Hong Kong law system's good name brings in the cases
Drawn by the city's neutral jurisdiction, more mainland and foreign parties are seeking services here to help resolve their disputes
The solid reputation of Hong Kong's legal system is spreading across the country, drawing a steady increase in mainland parties seeking the city's arbitration services to resolve disputes.
As much as 40 per cent of the arbitration cases handled by the city's International Arbitration Centre last year involved mainland parties - compared with only 22.8 per cent in 2008. The second parties in the disputes are sometimes Hongkongers, but often they are foreigners drawn to the city's neutral jurisdiction.
Wong Kwai-huen, the centre's chairman, explained that mainland parties would rather have arbitration in nearby Hong Kong than in some distant foreign country. Further, the city's established common law system and judicial independence inspire confidence.
For their part, the foreign parties in the dispute have far more trust in city's legal system than the mainland's, and welcome arbitration here, he said.
"Many overseas parties, especially those from common law jurisdictions, may feel reluctant to have their disputes handled in places with a different legal system, which is unfamiliar to them. So, many of them feel more confident about taking their cases to Hong Kong," Wong said.
The city has become the arbitration centre for the entire region, he said.
The centre has handled one dispute involving US$1 billion, but most are in the range of US$1 million to US$2 million.
Out of 293 arbitration cases handled last year, 119 were related to the mainland. In 2008, there were 85 mainland-related cases out of 373 disputes handled. From 2009 to 2011, the proportion ranged between 31 and 35 per cent.
Hong Kong's expertise in different areas of legal arbitration enables it to handle a wide range of cross-national disputes, including construction, shipping, contractual and commercial disputes of various natures, Wong said.
"Parties can even invite arbitrators from overseas to come to Hong Kong to conduct the process, or our arbitrators can cross the border to conduct arbitration," he said, adding that this flexibility and breadth gives it an edge over other centres in the region. The centre has 319 arbitrators.
The South China Morning Post reported in January that a dispute over a US$500 million railway contract between the Philippine government and a large Chinese state-owned company - China National Machinery and Equipment Corporation - will be heard at the centre.

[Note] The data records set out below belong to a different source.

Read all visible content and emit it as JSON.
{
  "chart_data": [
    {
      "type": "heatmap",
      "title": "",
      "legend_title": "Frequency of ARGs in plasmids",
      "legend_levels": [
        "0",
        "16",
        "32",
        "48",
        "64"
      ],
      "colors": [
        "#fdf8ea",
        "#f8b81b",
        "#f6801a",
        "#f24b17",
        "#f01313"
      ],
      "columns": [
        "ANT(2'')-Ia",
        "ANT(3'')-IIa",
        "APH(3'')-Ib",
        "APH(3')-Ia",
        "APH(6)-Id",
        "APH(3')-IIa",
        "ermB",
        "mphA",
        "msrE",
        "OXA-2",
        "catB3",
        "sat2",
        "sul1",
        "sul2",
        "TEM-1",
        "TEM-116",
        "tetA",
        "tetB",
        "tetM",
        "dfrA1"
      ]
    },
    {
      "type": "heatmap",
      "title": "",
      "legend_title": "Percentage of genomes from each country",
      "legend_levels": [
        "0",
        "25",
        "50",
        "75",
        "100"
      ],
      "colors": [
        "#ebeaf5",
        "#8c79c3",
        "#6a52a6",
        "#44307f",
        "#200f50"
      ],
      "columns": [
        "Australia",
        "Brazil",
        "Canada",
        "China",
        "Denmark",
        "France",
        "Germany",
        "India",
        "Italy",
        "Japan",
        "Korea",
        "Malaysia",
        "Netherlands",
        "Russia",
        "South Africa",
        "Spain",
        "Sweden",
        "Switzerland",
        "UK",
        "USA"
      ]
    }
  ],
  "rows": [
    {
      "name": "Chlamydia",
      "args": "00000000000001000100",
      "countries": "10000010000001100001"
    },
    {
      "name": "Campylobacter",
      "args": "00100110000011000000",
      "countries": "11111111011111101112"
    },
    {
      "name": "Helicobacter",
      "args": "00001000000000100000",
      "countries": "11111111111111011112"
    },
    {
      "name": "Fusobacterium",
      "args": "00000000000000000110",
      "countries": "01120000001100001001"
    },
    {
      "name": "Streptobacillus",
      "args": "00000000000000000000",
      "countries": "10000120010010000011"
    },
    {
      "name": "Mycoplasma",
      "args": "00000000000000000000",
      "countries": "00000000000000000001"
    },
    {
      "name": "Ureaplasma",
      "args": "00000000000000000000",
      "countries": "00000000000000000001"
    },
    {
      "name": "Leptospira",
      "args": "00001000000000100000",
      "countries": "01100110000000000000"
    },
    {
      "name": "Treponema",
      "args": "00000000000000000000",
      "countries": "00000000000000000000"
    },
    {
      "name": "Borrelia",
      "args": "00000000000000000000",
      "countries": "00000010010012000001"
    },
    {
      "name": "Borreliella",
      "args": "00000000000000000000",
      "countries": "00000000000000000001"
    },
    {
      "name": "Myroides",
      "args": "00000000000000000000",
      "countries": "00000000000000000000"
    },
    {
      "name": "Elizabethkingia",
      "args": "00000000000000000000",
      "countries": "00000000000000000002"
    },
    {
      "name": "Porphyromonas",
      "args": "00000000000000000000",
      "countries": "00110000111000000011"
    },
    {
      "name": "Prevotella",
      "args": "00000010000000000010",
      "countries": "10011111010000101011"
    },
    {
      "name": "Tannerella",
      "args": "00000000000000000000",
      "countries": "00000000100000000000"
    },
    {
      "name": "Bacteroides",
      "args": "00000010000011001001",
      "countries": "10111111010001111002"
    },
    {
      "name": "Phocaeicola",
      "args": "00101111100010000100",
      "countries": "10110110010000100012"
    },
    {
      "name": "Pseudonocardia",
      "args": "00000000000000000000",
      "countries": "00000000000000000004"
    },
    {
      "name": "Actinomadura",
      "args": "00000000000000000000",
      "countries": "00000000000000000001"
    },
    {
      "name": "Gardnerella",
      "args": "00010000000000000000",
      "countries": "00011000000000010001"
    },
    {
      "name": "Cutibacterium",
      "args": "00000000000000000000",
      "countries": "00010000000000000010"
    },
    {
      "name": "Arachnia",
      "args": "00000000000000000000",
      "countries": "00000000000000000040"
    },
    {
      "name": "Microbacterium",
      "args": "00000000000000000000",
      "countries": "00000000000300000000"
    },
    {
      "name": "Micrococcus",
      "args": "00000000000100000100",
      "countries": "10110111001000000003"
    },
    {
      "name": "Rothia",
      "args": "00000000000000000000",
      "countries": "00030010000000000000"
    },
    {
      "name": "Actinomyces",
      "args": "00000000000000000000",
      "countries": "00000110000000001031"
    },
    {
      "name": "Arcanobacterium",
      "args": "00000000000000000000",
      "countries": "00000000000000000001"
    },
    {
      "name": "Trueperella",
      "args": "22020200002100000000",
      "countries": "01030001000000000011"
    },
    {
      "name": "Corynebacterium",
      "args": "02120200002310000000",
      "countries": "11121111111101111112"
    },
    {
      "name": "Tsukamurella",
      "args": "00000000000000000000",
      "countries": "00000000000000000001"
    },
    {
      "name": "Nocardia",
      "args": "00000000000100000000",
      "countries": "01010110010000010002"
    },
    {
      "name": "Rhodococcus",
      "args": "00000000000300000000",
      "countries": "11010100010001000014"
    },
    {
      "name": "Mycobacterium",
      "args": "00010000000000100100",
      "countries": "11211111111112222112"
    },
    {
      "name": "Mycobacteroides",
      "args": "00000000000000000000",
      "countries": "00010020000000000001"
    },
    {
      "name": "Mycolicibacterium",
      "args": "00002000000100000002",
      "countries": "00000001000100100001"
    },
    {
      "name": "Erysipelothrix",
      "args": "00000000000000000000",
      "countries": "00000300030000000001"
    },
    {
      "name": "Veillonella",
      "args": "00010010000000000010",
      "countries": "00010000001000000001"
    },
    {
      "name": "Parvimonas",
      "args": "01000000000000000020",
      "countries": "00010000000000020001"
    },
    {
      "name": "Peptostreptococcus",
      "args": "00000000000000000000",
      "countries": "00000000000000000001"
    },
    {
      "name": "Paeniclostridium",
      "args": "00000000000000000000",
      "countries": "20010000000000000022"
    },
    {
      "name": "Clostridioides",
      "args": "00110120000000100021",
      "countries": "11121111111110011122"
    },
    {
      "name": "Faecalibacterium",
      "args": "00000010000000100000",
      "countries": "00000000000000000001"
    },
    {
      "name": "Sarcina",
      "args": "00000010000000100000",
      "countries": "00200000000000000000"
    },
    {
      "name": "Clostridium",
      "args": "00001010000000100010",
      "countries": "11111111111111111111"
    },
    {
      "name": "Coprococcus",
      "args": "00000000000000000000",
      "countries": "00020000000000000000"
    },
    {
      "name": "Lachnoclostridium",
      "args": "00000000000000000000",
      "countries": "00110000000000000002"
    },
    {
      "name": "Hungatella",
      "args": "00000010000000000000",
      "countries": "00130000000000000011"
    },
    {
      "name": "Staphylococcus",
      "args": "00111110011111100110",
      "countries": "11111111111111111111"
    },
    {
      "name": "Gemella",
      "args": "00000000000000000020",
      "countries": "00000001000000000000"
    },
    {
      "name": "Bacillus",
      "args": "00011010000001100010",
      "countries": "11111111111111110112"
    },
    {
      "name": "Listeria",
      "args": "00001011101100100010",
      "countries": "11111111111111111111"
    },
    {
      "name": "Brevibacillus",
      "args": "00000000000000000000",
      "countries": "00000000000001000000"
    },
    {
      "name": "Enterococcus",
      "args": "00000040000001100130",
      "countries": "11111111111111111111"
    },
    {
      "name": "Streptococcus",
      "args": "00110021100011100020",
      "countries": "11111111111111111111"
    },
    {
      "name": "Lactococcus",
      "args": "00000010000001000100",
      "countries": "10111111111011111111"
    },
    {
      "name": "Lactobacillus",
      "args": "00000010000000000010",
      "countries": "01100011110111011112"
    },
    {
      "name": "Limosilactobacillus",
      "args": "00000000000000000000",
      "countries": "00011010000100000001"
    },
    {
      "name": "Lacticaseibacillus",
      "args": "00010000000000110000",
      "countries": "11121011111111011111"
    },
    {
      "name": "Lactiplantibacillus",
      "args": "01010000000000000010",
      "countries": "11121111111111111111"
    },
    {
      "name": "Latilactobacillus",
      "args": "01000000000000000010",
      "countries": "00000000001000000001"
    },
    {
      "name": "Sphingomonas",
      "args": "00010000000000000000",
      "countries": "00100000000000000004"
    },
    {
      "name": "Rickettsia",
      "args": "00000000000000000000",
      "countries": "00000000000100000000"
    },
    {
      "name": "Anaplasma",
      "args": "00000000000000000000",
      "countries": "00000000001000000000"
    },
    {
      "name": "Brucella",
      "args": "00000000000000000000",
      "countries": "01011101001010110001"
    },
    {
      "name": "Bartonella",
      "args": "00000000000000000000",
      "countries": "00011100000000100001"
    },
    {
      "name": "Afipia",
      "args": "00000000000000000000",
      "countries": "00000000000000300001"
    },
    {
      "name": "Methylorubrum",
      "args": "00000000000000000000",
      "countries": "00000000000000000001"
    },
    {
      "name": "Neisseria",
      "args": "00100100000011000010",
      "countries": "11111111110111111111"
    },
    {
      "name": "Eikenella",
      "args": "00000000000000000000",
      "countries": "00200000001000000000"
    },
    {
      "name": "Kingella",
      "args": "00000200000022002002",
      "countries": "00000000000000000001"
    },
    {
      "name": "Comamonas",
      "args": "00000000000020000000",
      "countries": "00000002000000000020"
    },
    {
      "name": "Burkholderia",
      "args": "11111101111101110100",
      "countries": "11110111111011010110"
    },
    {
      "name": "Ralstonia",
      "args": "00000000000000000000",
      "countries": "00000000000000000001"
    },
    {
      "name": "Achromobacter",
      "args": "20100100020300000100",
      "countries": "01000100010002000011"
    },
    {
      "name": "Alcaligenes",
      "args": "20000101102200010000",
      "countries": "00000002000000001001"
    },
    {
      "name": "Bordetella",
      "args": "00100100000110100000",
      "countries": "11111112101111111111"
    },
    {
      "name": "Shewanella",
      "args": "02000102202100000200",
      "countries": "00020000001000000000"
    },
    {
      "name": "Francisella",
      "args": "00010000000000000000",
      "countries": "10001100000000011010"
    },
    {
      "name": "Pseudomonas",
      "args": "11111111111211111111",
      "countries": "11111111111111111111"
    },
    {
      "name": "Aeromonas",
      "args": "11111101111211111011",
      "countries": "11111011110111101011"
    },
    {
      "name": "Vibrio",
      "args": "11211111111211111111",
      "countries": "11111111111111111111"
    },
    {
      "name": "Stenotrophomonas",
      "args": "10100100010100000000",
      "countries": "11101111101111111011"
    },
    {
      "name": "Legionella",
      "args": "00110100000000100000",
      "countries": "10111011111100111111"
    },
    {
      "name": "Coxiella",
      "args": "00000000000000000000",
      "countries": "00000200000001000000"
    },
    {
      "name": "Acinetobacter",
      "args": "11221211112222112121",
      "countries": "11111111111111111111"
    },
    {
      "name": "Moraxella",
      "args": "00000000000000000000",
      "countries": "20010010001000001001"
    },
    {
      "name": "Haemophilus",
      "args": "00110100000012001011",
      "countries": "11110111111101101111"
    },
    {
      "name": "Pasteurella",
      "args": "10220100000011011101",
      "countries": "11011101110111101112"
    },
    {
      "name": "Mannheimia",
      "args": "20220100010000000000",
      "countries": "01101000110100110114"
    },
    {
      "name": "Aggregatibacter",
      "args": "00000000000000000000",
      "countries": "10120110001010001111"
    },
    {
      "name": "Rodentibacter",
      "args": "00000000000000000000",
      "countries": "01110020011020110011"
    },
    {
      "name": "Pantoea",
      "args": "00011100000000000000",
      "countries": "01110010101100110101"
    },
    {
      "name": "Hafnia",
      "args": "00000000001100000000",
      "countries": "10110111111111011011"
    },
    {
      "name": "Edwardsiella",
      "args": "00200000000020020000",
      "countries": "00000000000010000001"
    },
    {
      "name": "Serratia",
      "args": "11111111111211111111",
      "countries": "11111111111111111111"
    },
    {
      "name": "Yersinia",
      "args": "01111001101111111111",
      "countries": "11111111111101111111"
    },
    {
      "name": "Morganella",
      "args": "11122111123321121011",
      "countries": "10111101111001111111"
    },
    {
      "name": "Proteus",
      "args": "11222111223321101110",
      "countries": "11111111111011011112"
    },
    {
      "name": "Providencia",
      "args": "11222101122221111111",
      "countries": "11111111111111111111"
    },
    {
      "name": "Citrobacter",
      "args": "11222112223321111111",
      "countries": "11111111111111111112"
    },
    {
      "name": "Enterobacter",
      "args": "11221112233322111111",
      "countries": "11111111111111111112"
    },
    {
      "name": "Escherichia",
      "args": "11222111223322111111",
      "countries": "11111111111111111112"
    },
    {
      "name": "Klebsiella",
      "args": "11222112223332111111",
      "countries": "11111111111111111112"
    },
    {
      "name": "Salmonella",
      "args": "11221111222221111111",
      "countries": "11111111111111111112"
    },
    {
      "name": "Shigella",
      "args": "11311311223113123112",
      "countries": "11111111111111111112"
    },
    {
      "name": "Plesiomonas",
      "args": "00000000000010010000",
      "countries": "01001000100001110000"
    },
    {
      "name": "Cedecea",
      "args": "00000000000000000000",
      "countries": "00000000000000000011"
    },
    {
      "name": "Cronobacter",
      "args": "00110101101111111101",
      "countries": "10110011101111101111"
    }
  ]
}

The case has been hailed as a vote of confidence in the city's judicial independence.
Hong Kong and Beijing signed a pact in 2006 making commercial judgments delivered in each others' courts enforceable on both sides of the border.
But the " Arrangement on Reciprocal Enforcement of Judgments in Civil and Commercial Matters" has rarely been put to use, despite the flourishing cross-border business in the intervening years.
Figures obtained by the Post from the Hong Kong judiciary reveal that the city's courts have not handled even a single application from individuals or companies bringing their mainland judgments over for enforcement. The mechanism went into use in 2008.
Going in the other direction, up to September last year, eight attempts have been made to get Hong Kong judgments enforced on the mainland.
Litigation is not a mainstream dispute resolution in the commercial world, Wong said.
Rather, parties generally prefer to settle through arbitration or mediation, where both the results and the processes remain confidential, he said.